Kent put his hat back on and nodded, his expression turning somber. “Sure did. They’re both gone now. Isabel’s dead and Jackie left, oh, it’s been about a year gone by now for both.”
“An accident, I heard?”
Kent turned and pointed to the hay bale doors on the second story of the barn. “Happened right there. She fell out of there and got impaled on the upraised cone of a corn picker.

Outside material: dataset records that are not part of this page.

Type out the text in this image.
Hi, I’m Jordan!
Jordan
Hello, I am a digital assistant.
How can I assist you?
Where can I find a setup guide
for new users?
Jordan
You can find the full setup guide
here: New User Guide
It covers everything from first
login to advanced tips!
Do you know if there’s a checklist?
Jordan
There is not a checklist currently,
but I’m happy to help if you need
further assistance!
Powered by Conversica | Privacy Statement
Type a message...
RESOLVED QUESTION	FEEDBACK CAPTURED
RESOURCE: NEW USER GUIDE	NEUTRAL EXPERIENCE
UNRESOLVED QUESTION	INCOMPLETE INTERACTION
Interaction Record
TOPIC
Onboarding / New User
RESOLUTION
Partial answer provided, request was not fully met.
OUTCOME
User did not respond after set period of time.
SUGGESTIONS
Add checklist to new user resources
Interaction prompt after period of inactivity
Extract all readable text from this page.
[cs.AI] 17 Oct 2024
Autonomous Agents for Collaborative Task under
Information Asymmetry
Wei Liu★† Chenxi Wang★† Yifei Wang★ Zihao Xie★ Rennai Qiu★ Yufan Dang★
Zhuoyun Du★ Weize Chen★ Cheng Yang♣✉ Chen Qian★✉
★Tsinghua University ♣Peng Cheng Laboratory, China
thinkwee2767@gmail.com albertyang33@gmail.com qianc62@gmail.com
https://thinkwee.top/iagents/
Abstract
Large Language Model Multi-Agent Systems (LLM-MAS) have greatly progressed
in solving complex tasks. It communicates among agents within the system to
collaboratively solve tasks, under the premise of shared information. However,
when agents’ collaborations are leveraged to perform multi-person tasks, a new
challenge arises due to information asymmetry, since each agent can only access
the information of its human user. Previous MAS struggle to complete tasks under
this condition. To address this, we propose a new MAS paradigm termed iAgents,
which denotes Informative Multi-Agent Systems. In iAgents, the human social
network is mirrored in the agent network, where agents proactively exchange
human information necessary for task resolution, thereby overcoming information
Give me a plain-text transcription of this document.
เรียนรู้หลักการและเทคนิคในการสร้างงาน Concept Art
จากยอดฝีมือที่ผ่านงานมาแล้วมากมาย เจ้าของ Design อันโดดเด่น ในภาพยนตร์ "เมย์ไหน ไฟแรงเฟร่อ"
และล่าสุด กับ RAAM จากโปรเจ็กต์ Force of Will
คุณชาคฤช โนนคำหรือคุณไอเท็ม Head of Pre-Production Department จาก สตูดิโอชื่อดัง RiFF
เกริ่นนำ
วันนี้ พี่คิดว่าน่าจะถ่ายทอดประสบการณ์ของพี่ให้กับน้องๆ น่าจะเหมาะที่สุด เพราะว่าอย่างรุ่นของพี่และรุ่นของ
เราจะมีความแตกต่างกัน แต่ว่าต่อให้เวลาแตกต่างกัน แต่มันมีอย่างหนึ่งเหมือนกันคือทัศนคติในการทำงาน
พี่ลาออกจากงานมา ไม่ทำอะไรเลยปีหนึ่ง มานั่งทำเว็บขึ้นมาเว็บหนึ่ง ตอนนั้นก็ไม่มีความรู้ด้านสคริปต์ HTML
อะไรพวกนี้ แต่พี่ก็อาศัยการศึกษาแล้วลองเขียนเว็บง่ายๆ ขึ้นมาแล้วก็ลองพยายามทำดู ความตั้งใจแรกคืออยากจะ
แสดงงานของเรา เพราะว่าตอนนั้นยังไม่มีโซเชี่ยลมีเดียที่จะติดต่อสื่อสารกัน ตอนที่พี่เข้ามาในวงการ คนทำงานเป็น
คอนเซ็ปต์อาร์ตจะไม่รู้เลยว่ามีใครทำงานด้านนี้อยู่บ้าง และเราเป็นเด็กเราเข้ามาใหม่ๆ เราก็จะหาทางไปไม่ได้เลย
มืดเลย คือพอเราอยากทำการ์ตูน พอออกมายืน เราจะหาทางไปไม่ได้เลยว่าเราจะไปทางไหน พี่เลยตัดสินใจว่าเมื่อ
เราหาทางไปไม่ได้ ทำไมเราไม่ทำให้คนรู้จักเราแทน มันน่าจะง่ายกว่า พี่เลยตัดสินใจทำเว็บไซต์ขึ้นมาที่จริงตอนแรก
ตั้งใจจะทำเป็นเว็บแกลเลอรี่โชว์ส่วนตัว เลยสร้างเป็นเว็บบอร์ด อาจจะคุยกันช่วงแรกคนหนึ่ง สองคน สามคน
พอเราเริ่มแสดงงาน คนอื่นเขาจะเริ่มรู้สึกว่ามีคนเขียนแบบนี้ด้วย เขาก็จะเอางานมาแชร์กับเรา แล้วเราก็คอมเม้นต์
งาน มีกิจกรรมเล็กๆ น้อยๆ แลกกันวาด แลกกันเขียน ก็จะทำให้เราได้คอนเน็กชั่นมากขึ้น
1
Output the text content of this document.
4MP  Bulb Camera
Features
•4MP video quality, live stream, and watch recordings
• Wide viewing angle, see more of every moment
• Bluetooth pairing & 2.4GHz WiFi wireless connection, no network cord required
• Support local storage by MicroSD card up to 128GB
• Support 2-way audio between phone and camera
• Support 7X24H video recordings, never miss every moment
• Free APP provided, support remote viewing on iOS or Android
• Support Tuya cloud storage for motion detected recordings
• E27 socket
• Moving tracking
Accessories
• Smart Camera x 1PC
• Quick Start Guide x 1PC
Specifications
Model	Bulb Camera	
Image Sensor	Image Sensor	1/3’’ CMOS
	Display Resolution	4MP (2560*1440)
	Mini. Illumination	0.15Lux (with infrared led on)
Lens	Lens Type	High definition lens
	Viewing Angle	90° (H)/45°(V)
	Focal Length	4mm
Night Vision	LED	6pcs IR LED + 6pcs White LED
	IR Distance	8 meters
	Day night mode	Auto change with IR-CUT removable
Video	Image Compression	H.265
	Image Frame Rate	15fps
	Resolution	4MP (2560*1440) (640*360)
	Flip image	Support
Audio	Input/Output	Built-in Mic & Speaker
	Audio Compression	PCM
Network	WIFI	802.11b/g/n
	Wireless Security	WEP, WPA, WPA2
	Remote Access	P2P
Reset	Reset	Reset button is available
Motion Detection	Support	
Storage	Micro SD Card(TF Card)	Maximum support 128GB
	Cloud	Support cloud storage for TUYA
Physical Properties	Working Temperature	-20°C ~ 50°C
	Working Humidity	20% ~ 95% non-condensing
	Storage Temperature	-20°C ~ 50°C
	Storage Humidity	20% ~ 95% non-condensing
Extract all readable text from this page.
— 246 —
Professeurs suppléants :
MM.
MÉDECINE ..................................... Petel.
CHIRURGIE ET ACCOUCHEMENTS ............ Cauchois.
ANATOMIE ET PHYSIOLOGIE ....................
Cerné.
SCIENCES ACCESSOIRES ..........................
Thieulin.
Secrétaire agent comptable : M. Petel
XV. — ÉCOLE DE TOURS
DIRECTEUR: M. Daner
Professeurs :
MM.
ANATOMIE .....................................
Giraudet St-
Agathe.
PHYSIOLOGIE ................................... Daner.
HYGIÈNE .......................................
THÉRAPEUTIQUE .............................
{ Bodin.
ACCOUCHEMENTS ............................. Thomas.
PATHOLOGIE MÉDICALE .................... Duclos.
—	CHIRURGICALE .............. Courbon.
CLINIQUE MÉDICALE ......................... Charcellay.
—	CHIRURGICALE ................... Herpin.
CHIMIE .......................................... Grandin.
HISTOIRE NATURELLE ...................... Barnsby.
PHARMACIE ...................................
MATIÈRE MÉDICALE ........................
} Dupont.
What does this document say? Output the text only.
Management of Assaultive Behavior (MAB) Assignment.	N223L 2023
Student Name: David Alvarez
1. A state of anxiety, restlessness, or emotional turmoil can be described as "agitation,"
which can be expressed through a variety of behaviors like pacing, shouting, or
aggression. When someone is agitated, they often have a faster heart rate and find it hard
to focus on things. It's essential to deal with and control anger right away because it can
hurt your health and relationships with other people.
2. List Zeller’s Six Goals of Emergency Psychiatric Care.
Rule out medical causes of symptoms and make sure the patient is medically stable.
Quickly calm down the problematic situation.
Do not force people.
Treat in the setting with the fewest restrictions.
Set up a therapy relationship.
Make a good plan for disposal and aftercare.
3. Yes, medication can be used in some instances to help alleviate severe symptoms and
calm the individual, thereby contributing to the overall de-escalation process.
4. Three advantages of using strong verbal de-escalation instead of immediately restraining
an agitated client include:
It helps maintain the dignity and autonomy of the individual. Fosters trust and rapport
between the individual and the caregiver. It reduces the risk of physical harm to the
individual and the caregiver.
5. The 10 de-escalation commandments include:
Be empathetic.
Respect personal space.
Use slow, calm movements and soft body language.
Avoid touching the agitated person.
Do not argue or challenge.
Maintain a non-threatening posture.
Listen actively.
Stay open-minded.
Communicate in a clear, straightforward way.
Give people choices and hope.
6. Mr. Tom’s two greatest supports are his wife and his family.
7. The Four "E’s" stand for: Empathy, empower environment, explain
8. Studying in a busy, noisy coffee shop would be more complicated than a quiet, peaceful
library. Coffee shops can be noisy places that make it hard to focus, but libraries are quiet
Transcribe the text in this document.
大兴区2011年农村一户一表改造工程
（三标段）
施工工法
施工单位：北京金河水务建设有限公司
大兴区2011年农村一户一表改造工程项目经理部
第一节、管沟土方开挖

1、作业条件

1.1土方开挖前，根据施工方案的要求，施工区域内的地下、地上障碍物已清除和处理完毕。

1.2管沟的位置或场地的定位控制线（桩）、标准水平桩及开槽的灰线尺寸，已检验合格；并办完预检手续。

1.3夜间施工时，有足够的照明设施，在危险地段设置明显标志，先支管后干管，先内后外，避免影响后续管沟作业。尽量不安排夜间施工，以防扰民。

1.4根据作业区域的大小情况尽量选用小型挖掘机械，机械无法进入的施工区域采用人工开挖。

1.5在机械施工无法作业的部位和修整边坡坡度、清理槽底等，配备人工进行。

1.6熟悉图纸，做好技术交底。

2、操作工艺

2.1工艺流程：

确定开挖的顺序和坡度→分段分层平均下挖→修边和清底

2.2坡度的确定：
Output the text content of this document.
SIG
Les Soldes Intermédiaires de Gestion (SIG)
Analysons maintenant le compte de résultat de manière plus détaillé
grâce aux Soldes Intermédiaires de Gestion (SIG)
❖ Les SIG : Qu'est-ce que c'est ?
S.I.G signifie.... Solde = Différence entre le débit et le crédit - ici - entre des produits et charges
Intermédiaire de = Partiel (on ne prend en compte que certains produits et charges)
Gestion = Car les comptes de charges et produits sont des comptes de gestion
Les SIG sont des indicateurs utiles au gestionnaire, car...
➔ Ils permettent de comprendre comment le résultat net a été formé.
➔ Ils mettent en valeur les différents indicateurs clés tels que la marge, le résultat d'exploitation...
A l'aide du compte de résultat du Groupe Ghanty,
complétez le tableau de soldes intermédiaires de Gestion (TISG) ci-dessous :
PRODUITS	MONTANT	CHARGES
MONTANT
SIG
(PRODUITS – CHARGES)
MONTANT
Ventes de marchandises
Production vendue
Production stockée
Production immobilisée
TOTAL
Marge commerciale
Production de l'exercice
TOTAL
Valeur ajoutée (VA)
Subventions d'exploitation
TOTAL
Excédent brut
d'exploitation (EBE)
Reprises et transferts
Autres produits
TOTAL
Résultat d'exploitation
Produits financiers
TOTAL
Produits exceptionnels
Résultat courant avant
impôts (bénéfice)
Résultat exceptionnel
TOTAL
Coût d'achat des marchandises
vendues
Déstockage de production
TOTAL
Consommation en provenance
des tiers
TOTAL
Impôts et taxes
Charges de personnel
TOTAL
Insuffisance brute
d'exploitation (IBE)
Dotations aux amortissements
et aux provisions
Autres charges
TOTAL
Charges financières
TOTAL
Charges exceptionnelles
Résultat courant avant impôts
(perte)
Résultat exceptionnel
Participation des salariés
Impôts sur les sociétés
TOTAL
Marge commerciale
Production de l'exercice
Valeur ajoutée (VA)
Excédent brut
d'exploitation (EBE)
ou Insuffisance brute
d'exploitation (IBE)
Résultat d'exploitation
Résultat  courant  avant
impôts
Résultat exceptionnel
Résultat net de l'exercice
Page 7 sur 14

It was damn awful. Bloody as all get out.”
Archer thought back to the piece of equipment he had seen on an earlier visit here to one of the outbuildings while he was looking for the Cadillac.
“Allis-Chalmers Corn-picker?” he said.
Kent looked at him in surprise. “That’s right. You a farmer?”
“I’ve done a little bit of everything over the years.”
He wondered why Jackie had not added in this detail of her mother’s death, but then again, what did it matter? The woman was still dead, regardless of the exact particulars.
“Who found her?” He knew what Jackie had told him, but remembering Shaw’s method, he wanted corroboration.
Kent’s face twisted into disgust. “Poor Jackie did.”
Archer looked over at the spot and imagined the daughter finding the bloodied corpse of her mother.
“Maybe that’s why she left, huh?” said Archer, looking back at Kent.
“Could be. She loved her ma. All’s I know is she was gone pretty soon after.”
“Mr. Tuttle took her leaving hard, I understand. And he wants his daughter back.”
“Don’t know nothing about that.”
“Okay, well, good talking to you.”
“See you around, Archer.”
Archer retraced his steps, climbed into the Nash, and drove off.
He felt the bulge of money in his pocket, which was a nice feeling. But what had happened to Jackie and her mother had left him with a level of sadness that he supposed was a little odd, since he’d never met Isabel and barely knew her daughter.
Yet maybe there was a reasonable explanation.
You might be an ex-con, Archer, but you kept your heart, despite a war and then prison. And that’s something. As bad as things might get, don’t ever sell yourself short on that.